Ces derniers, se réjouissant déjà à l’idée de vulgariser ce type d’entente avec d’autres nations, notamment, africaines, ayant une certaine proximité géographique avec le continent européen, étaient pourtant parvenus à tous s’accorder sur la gestion des cas d’urgence et de force majeure propres aux migrants et demandeurs d’asile. C’était sans compter sur l’imprévisibilité de l’homme fort de Tunis, qui avait déjà reçu une première enveloppe de 60 millions d’euros de la part des instances occidentales, signe de l’urgence que représente la crise migratoire pour les pays européens, en particulier, depuis son accentuation dès les premiers mois de cette année.

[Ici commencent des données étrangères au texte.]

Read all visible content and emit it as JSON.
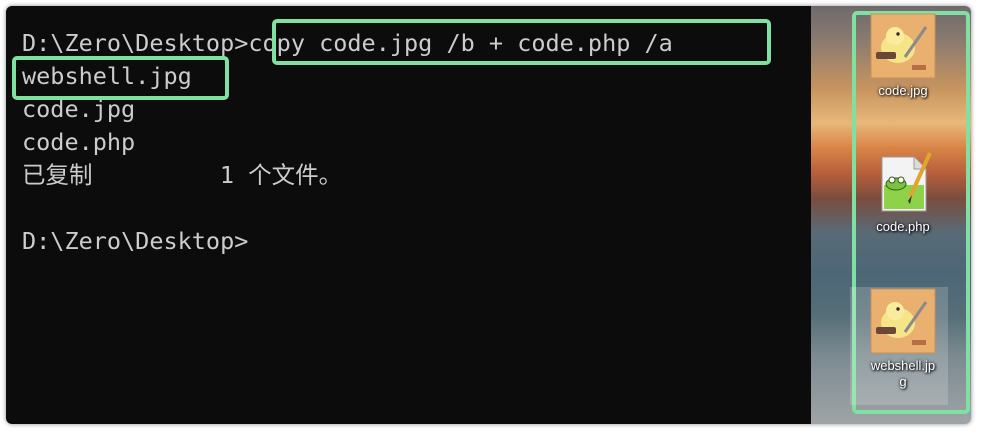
{
  "terminal": {
    "prompt_line": "D:\\Zero\\Desktop>",
    "command": "copy code.jpg /b + code.php /a",
    "output_target": "webshell.jpg",
    "output_files": [
      "code.jpg",
      "code.php"
    ],
    "copied_status": "已复制         1 个文件。",
    "final_prompt": "D:\\Zero\\Desktop>"
  },
  "desktop": {
    "icons": [
      {
        "label": "code.jpg",
        "icon": "image-file-icon"
      },
      {
        "label": "code.php",
        "icon": "notepad-plus-plus-file-icon"
      },
      {
        "label_line1": "webshell.jp",
        "label_line2": "g",
        "icon": "image-file-icon"
      }
    ]
  },
  "colors": {
    "terminal_bg": "#0c0c0c",
    "terminal_text": "#cccccc",
    "highlight_border": "#7fe0a2"
  }
}
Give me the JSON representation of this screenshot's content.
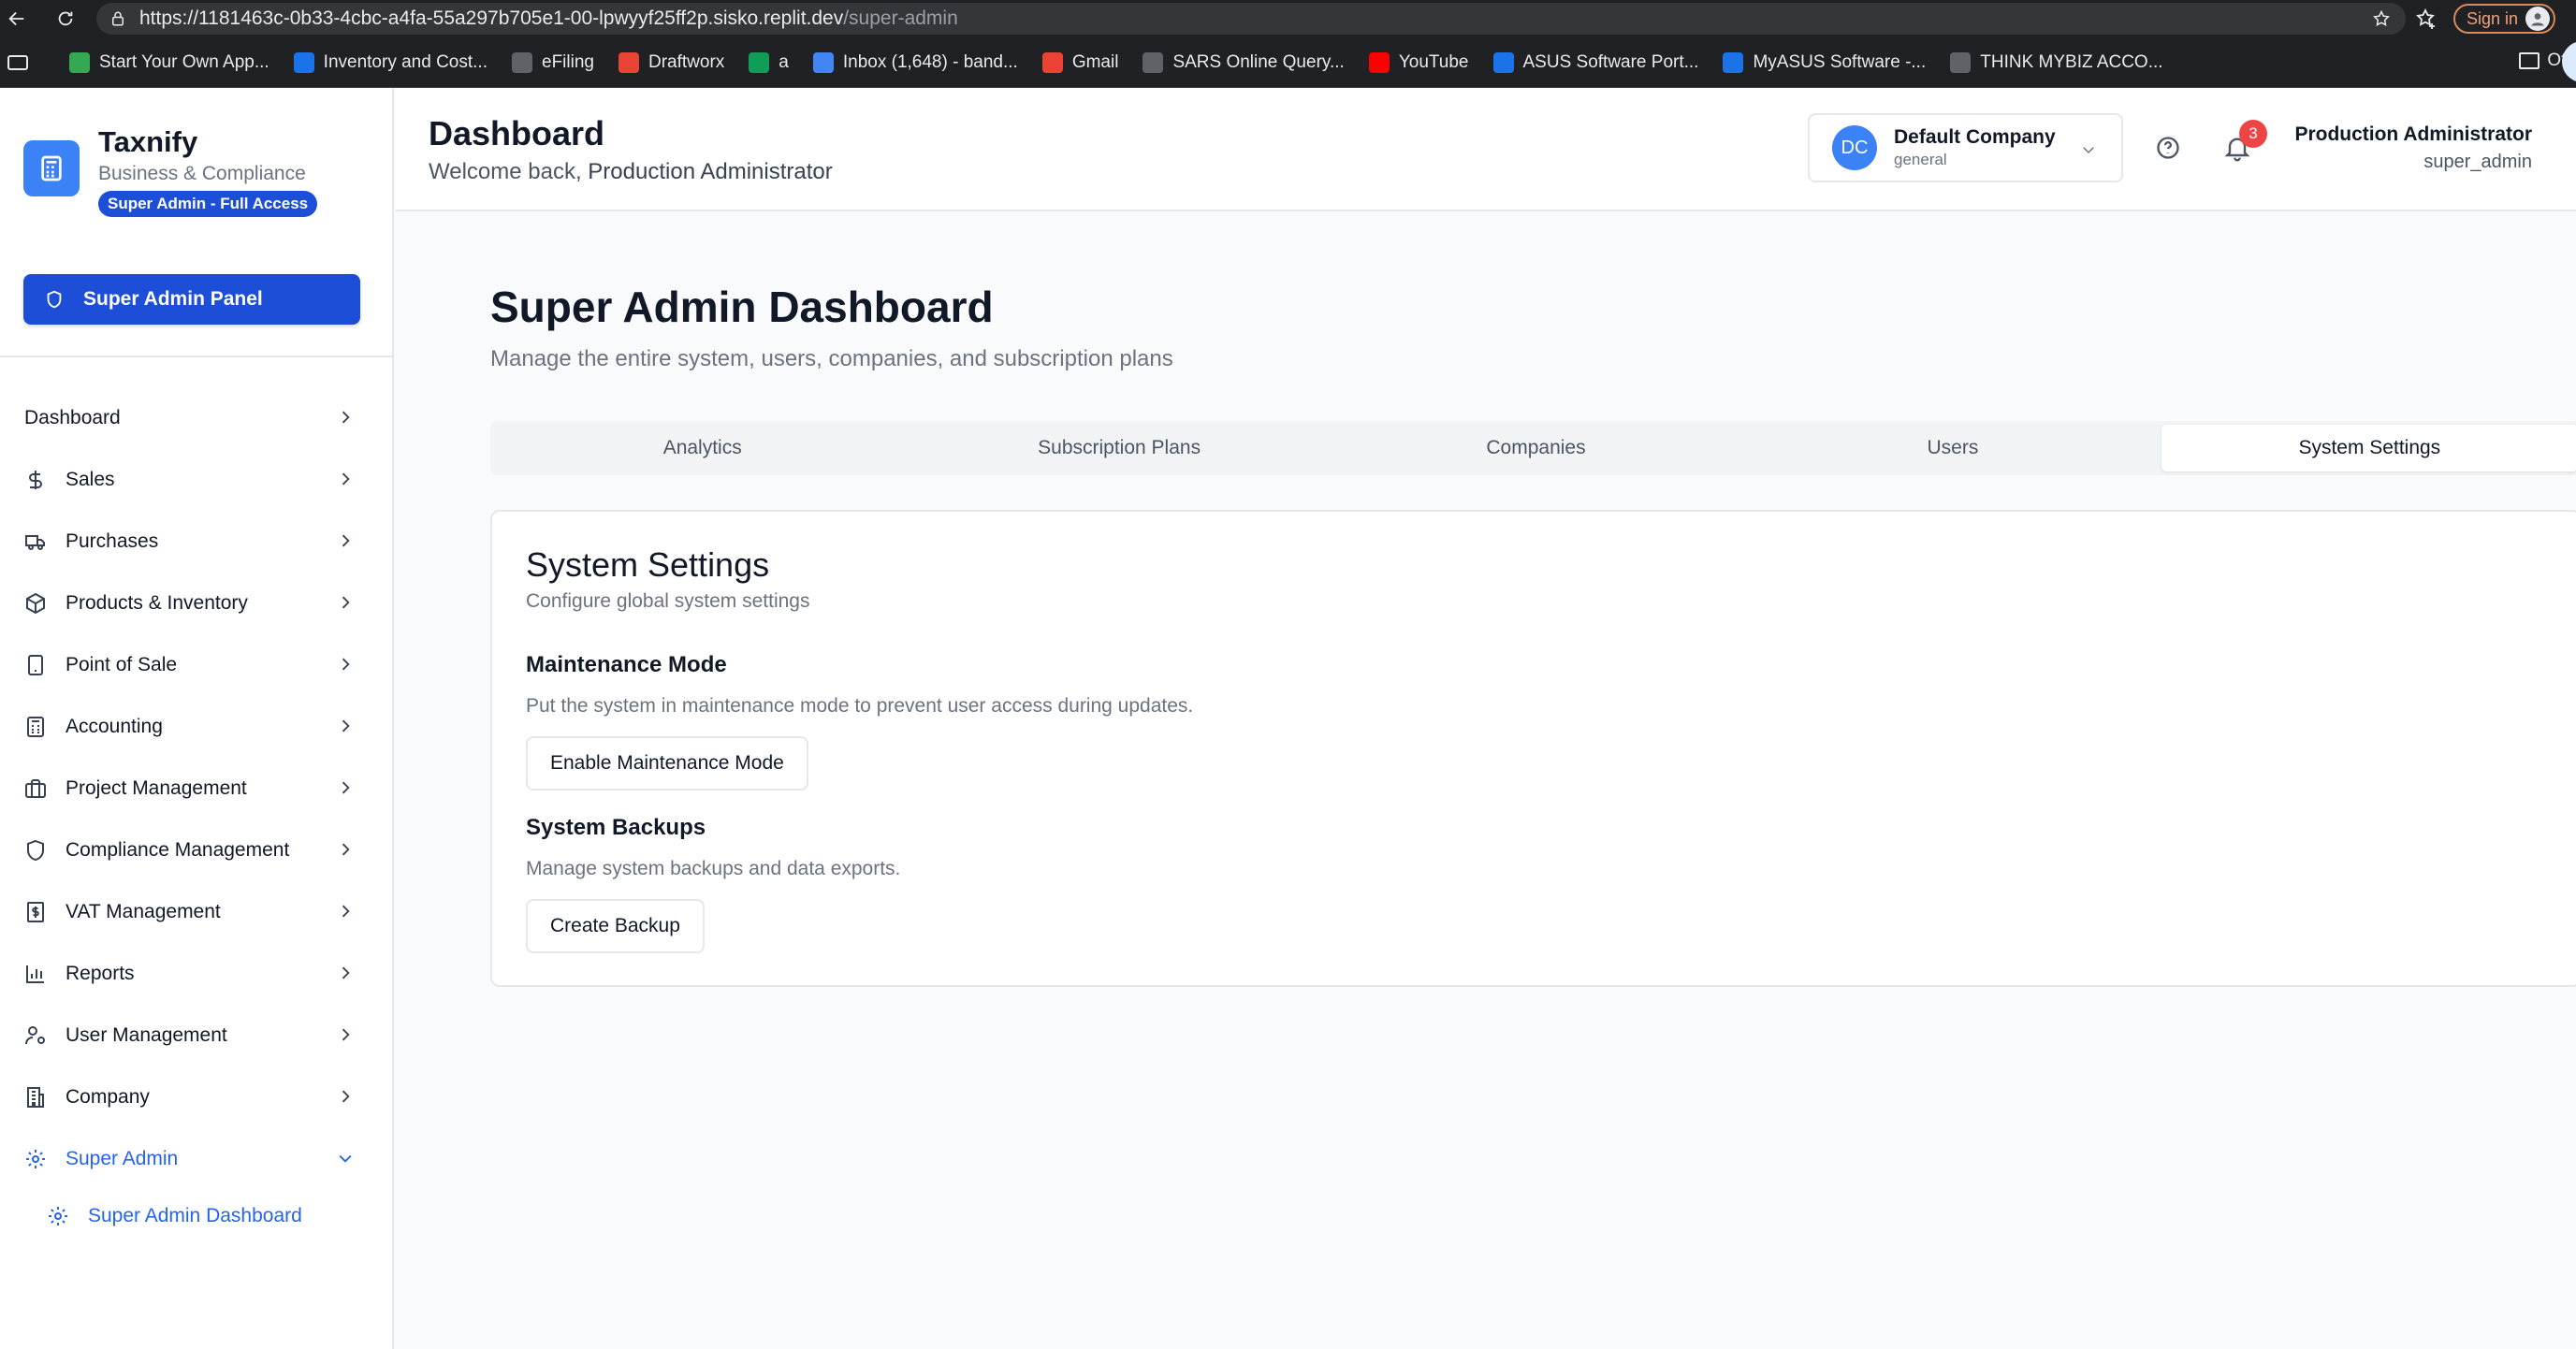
{
  "browser": {
    "url_host": "https://1181463c-0b33-4cbc-a4fa-55a297b705e1-00-lpwyyf25ff2p.sisko.replit.dev",
    "url_path": "/super-admin",
    "signin_label": "Sign in",
    "bookmarks": [
      {
        "label": "Start Your Own App...",
        "icon": "app-icon",
        "color": "#34a853"
      },
      {
        "label": "Inventory and Cost...",
        "icon": "ac-icon",
        "color": "#1a73e8"
      },
      {
        "label": "eFiling",
        "icon": "efiling-icon",
        "color": "#5f6368"
      },
      {
        "label": "Draftworx",
        "icon": "draftworx-icon",
        "color": "#ea4335"
      },
      {
        "label": "a",
        "icon": "leaf-icon",
        "color": "#0f9d58"
      },
      {
        "label": "Inbox (1,648) - band...",
        "icon": "google-icon",
        "color": "#4285f4"
      },
      {
        "label": "Gmail",
        "icon": "gmail-icon",
        "color": "#ea4335"
      },
      {
        "label": "SARS Online Query...",
        "icon": "globe-icon",
        "color": "#5f6368"
      },
      {
        "label": "YouTube",
        "icon": "youtube-icon",
        "color": "#ff0000"
      },
      {
        "label": "ASUS Software Port...",
        "icon": "asus-icon",
        "color": "#1a73e8"
      },
      {
        "label": "MyASUS Software -...",
        "icon": "myasus-icon",
        "color": "#1a73e8"
      },
      {
        "label": "THINK MYBIZ ACCO...",
        "icon": "think-icon",
        "color": "#5f6368"
      }
    ],
    "other_bookmarks": "Oth"
  },
  "brand": {
    "name": "Taxnify",
    "tagline": "Business & Compliance",
    "badge": "Super Admin - Full Access"
  },
  "sidebar": {
    "panel_button": "Super Admin Panel",
    "items": [
      {
        "label": "Dashboard",
        "icon": "none"
      },
      {
        "label": "Sales",
        "icon": "dollar-icon"
      },
      {
        "label": "Purchases",
        "icon": "truck-icon"
      },
      {
        "label": "Products & Inventory",
        "icon": "box-icon"
      },
      {
        "label": "Point of Sale",
        "icon": "tablet-icon"
      },
      {
        "label": "Accounting",
        "icon": "calculator-icon"
      },
      {
        "label": "Project Management",
        "icon": "briefcase-icon"
      },
      {
        "label": "Compliance Management",
        "icon": "shield-icon"
      },
      {
        "label": "VAT Management",
        "icon": "receipt-icon"
      },
      {
        "label": "Reports",
        "icon": "bar-chart-icon"
      },
      {
        "label": "User Management",
        "icon": "user-cog-icon"
      },
      {
        "label": "Company",
        "icon": "building-icon"
      },
      {
        "label": "Super Admin",
        "icon": "gear-icon"
      }
    ],
    "sub_item": "Super Admin Dashboard"
  },
  "header": {
    "title": "Dashboard",
    "welcome_prefix": "Welcome back, ",
    "welcome_name": "Production Administrator",
    "company_initials": "DC",
    "company_name": "Default Company",
    "company_type": "general",
    "notification_count": "3",
    "user_name": "Production Administrator",
    "user_role": "super_admin"
  },
  "main": {
    "title": "Super Admin Dashboard",
    "subtitle": "Manage the entire system, users, companies, and subscription plans",
    "tabs": [
      "Analytics",
      "Subscription Plans",
      "Companies",
      "Users",
      "System Settings"
    ],
    "active_tab": "System Settings"
  },
  "settings": {
    "title": "System Settings",
    "subtitle": "Configure global system settings",
    "maintenance_title": "Maintenance Mode",
    "maintenance_desc": "Put the system in maintenance mode to prevent user access during updates.",
    "maintenance_button": "Enable Maintenance Mode",
    "backup_title": "System Backups",
    "backup_desc": "Manage system backups and data exports.",
    "backup_button": "Create Backup"
  },
  "colors": {
    "primary": "#1d4ed8",
    "accent": "#2563eb",
    "badge_red": "#ef4444"
  }
}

Kaïs Saied aura vraisemblablement décidé de donner des sueurs froides au bloc de l’UE, lui qui avait au préalable annoncé son intention de restituer les financements reçus, vient, finalement, de passer à l’acte, comme l’ont confirmé des représentants des instances bruxelloises. Officiellement, le chef de l’Etat tunisien qualifie d’insignifiant le montant de l’assistance proposée par les Etats membres de l’UE pour un pays souverain comme la Tunisie. Alors qu’en réalité, selon certaines indiscrétions, la stratégie du président tunisien consisterait à tirer pleinement profit de l’impératif pour l’Europe de trouver une solution migratoire par l’Europe, pour obtenir l’aide dont il a besoin pour relancer l’économie tunisienne. 

Approché par les autorités tunisiennes en vue d’un éventuel plan de sauvetage, le FMI avait exigé la mise en place de conditions d’austérité pour débloquer les fonds sollicités, ce qui avait été jugé inacceptable par Kaïs Saied, qui s’était alors lancé dans la poursuite d’autres alternatives. La crise migratoire gagnant en ampleur quelques temps après, et positionnant la Tunisie comme une pièce incontournable dans l’élaboration d’un plan de riposte. Coup de poker ou coup de génie du président tunisien ? Difficile de le savoir. L’opportunité est, en tout cas, trop belle pour Kaïs Saïed qui, en tout rationalité, ne peut que chercher à faire monter les enchères.